Dès 2018, les startups de télémédecine étaient nombreuses, car la barrière d’entrée semblait faible. Une application de consultation vidéo, un chatbot et quelques médecins suffisaient à démarrer. Pourtant, le secteur attirait peu de capitaux et inspirait peu de confiance. Les patients n’étaient pas toujours prêts à payer, les investisseurs restaient prudents, et une part importante de ces jeunes pousses a fini par fermer lorsque l’enthousiasme initial s’est dissipé.
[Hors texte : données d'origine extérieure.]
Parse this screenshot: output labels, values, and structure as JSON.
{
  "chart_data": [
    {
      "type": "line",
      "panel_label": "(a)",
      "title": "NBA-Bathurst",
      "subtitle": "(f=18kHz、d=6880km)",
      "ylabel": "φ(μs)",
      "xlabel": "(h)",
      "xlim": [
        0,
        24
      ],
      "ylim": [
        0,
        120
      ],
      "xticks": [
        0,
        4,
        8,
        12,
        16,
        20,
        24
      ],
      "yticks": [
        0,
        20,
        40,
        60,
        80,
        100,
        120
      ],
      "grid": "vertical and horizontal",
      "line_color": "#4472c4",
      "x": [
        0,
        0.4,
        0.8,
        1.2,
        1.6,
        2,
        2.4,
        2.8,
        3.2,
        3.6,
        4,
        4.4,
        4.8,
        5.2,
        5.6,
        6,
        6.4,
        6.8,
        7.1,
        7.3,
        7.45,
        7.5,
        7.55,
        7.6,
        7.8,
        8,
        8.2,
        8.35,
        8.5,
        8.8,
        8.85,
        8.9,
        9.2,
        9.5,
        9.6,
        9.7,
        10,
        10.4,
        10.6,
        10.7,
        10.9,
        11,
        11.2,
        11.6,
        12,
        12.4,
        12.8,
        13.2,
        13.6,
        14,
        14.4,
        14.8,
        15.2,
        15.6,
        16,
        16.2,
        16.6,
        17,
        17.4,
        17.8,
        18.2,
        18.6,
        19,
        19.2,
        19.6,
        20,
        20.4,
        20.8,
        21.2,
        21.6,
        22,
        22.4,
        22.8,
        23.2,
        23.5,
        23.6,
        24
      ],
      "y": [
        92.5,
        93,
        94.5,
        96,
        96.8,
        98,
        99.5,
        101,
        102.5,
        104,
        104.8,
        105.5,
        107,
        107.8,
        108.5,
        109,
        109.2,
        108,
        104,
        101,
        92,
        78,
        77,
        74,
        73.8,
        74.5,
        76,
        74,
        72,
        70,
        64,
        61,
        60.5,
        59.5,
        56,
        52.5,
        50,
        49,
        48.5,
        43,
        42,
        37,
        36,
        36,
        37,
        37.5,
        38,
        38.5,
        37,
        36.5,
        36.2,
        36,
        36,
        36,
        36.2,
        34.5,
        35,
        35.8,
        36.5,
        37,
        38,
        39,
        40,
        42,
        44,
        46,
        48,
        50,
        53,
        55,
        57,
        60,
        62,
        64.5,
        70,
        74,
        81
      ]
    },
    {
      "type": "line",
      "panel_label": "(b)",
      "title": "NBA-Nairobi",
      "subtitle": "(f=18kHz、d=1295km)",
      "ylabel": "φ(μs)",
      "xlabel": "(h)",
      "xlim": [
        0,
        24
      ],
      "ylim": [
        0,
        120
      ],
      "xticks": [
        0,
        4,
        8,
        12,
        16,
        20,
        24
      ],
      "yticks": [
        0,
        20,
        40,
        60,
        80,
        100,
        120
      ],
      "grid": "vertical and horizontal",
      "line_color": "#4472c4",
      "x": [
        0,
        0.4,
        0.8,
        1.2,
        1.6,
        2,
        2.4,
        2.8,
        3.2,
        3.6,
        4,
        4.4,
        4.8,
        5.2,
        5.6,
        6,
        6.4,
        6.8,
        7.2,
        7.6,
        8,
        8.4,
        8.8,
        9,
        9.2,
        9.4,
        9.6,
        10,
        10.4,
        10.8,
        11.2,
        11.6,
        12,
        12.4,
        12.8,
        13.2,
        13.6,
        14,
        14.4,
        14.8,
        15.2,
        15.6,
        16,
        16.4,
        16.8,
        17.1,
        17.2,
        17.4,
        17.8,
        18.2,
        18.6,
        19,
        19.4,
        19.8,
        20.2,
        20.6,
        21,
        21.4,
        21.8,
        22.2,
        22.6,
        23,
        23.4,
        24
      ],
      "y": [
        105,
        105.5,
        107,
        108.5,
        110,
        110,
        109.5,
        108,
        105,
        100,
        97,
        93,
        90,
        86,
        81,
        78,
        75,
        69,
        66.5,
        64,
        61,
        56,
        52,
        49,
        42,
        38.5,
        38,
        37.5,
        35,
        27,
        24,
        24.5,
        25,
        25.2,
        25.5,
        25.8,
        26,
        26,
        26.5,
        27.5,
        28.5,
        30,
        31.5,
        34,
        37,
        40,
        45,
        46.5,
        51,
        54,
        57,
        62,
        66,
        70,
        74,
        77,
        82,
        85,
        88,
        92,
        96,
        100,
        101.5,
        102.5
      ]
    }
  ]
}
En toile de fond, la contrainte structurelle n’a pas disparu : le Nigeria manque de professionnels de santé et les arbitrages des patients restent dictés par des réalités concrètes — faiblesse de la couverture assurantielle, qualité inégale de la connectivité, habitudes culturelles autour de la consultation en présentiel. Mais ce qui a changé, c’est la capacité du marché à intégrer des services numériques jugés auparavant « non essentiels ». La vie quotidienne s’est appuyée sur le smartphone pour commander, payer, s’informer, comparer, et cette normalisation a progressivement réduit le scepticisme face aux soins à distance.

De nouveaux modèles et une confiance numérique héritée de la Fintech

Selon l’analyse de TechCabal Insights, la période 2019–2026 marque un tournant : les startups de télé-santé (telehealth) ont levé 21,79 millions de dollars, soit environ 20,05 millions d’euros, répartis sur 38 startups. Au-delà du montant, c’est la dynamique qui compte : la moyenne annuelle de financement est devenue plus de dix fois supérieure à celle observée entre 2014 et 2018. Autrement dit, la télémédecine cesse d’être seulement un grand nombre d’applications semblables et devient une catégorie que le capital commence à considérer comme exploitable.

Cette reprise est aussi comportementale. Les plateformes de paiement et les super-apps financières ont joué un rôle de « formation » involontaire : elles ont installé l’idée qu’un téléphone peut être l’interface de services sérieux, avec des transactions réelles et des engagements concrets. Dans ce sillage, la télémédecine profite d’une infrastructure de confiance déjà construite ailleurs.

Autre signal important : les acteurs intermédiaires, notamment les organismes de gestion de santé, prêtent davantage attention à la télémédecine. Lorsqu’un service peut réduire des visites physiques inutiles, il devient un levier de réduction des coûts. Cette logique renforce la viabilité économique, car elle ouvre des modèles où la consultation n’est pas seulement payée par un patient final, mais intégrée à un panier de services remboursés, subventionnés ou pris en charge.

La trajectoire reste toutefois incomplète. TechCabal souligne que le secteur n’a pas encore produit de « champion » évident, une entreprise de télémédecine durablement installée à grande échelle. L’enjeu des prochaines années sera moins de multiplier les plateformes que de construire des entreprises capables de standardiser la qualité clinique, d’intégrer des parcours de soins continus et de tenir dans la durée.